Poet Logan Phillips is one of five Arizona artists (three from Tucson) to receive a 2012 Artist Project Grant from the Arizona Commission on the Arts. Phillips' project is The Sonoran Strange, a multimedia theater work he will perform with his group Verbo•bala, which includes DJ Emmett White and video artists Moisés Regla and Adam Cooper-Terán. For more information, visit

What is your project about?

It is hard to describe, but for the grant, we described it as a "surrealist trip across the Arizona Centennial." But really, Verbo•bala as a group was founded on one of the ideas that borders are points of contact just as they are lines of division. So we explore borders not only as geopolitical borders, but also the borders that run through our own lives and also our own social circles. We've been doing that since 2007, and The Sonoran Strange is in some ways a manifesto to say, "This is where we're from. It's not Arizona. It's not Mexico. It's not the United States. It's North America in the Sonoran Desert bioregion." What's called the Southwest in the United States is one of the most-interesting areas in the whole hemisphere. It's kind of the end game in the whole manifest destiny. One of our richest state resources is irony, because we're the fastest-growing state in the nation, and everyone knows the water is going to run out.

How did you get that across in the grant?

I wrote, "We take original imaginative leaps. ... What if Mexico's wailing boogey woman La Llorona one day was heard moaning on a canal in Scottsdale? What if the Catalina Mountains outside Tucson dreamed of one day jumping the border of the horizon to become thunderheads? What if the Apaches had won? What if we had sent the saguaros to boarding school to Pennsylvania? What if the snowbirds didn't come home to roost? What if the tumbleweeds settled down? What if sand shoots from the sprinklers? What if the water runs out? These are the questions that keep us up at night. We ask them to provoke dialogue about what it means to be an Arizonan in the state's second 100 years."

How will we see that in a performance?

What the grant technically is for, is to turn this full book-length work of poems I've been working on since 2007 that is The Sonoran Strange into a performance.

The idea is to go into open spaces and other places, not traditional spaces?

Right. The Greek proscenium theater that all of our theaters are based on has that fourth wall between the audience and the performers, and that relationship goes directly against what we're trying to develop as a group. And so for years, Verbo•bala has been trying to get out of theaters, but it is really hard when you're tied to video projection. So with Sonoran Strange, we're going to build a structure that will receive the video, and now we finally have the resources to have our own video projectors (in) galleries, open spaces, clearings in the desert. What's important is that when we perform in a round or an open space, we're on the same level as the audience, and that's what makes storytelling accessible.

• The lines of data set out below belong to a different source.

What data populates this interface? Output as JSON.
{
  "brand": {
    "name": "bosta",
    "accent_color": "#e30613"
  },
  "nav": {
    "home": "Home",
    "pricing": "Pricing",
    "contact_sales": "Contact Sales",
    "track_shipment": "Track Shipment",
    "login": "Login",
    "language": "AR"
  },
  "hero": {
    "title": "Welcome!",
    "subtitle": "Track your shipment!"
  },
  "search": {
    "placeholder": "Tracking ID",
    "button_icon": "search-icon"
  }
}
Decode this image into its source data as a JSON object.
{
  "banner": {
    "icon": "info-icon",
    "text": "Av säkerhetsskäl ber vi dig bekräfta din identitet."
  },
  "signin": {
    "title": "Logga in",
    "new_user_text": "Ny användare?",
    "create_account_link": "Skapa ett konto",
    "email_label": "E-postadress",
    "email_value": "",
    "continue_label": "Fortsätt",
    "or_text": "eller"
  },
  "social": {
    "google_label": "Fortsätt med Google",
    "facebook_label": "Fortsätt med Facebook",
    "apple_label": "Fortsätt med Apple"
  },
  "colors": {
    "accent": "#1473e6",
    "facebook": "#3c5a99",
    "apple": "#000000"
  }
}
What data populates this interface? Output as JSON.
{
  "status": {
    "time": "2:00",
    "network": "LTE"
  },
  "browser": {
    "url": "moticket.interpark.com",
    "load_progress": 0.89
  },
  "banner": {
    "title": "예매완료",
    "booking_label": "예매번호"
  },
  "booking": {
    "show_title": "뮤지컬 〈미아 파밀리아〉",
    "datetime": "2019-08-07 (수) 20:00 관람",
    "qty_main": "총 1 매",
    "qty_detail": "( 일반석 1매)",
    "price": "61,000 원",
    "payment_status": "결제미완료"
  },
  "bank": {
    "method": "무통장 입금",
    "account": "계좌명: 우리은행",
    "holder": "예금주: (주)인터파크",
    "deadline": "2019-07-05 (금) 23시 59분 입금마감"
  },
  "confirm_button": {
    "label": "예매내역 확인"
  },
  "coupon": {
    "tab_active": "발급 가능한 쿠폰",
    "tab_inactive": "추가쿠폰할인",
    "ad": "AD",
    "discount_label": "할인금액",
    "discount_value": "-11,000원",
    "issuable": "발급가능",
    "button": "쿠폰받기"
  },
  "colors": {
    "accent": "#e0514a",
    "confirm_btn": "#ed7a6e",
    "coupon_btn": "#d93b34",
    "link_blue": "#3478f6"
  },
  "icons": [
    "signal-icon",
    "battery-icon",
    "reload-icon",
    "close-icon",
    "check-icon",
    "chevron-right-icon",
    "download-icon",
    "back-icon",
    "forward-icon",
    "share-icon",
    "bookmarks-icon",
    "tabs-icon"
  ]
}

When will we see the first production?

For the centennial on Feb. 14, we'll be reading the work here at Studio ONE (197 E. Toole Ave.) at 8 p.m. There's a $5 suggested donation. That's going to be the debut of a lot of the work. I believe that while the art of poetry is a very solitary art, it also creates community when it is shared. So we'll show it as a work in progress, so that later as it gets developed, people can come back and see what it turns into.

I imagine it will be different each time, because it will also be in a new space.

Absolutely. And one of our goals is nonlinear storytelling—no beginning, middle and end. No clean narrative or nice narrative arc with a big moment of catharsis. We're interested in developing to the spaces and the crowds where we are. So it will be different every time. And we approach it as a band would, and our set list changes, so it will never be the same twice.

I love the title, because it goes to the heart of how a lot of us feel now.

It's this surrealism that is both heartbreaking and heart-expanding at the very same time. It drives you to tears. Look at the ethnic-studies debate. Migration. Look at any sunset on any day from downtown Tucson or any place else, and it is just so ... so ...

It makes no sense.

It makes no sense. There is no rational way of understanding it. So how do we deal with it?